Dorothy Doolittle (born October 17, 1946) is an American former marathon runner and athletics coach, who won the inaugural Chicago Marathon in 1977. She was an assistant coach of the US Women's team at the 1992 Summer Olympics.

==Early life==
Doolittle was brought up in Elgin, Texas. She studied at the University of Mary Hardin–Baylor in Belton, Texas. At her college, women could only run in events up to 800m.

==Career==
Doolittle's first competitive event was the 1973 Houston Marathon. In 1975, Doolittle won the Houston Marathon, and the Rice Festival Marathon in Crowley, Louisiana. In 1976, she won the White Rock Marathon (now the Dallas Marathon), and came third at the Boston Marathon. She forgot to wear her running watch at the Boston Marathon, which she believes cost her many minutes of time, and a chance of victory. At the time, she was recorded as being the eight fastest female marathon runner in the world, and the fastest in Texas state. In the same year, Doolittle won the marathon event at the Amateur Athletic Union Championships.
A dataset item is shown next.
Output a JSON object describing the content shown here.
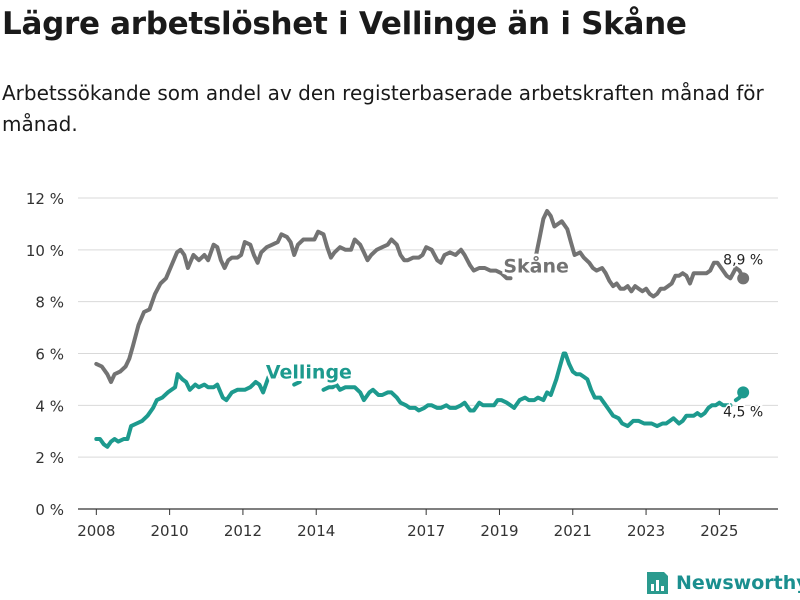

In 1977, Doolittle won the Houston Marathon again, in a record time. As such, she was invited to attend the inaugural Chicago Marathon. She had to pay an entrance fee of $5 to enter the race, and paid for her own transport to the event. Doolittle won the race, in a time of 2:50:47, winning the race by over four minutes. Later in the year, Doolittle lost the trophy that had been awarded to her for winning the event. The 1977 Chicago Marathon was Doolittle's last competitive race.

In 2002, Doolittle competed at the 5,000 meter race that accompanied that year's Chicago Marathon. It was the first time Doolittle had attended the marathon since her victory.

===Coaching career===
Doolittle has coached at high schools and colleges including Westlake High School, Hill Country Middle School, and the Universities of Missouri, Houston, Stanford and Tennessee. She was head coach at Tennessee from 1989 to 1997, and whilst coaching there, she was selected as coach of the US women's team for the 1991 Pan American Games. She was also an assistant coach of the US women's team at the 1992 Summer Olympics in Barcelona, Spain. In 1993, Doolittle was given the NACDA/USOC Collegiate Olympic Coaches award. Doolittle returned to Elgin in 1999, to teach in the Elgin Independent School District.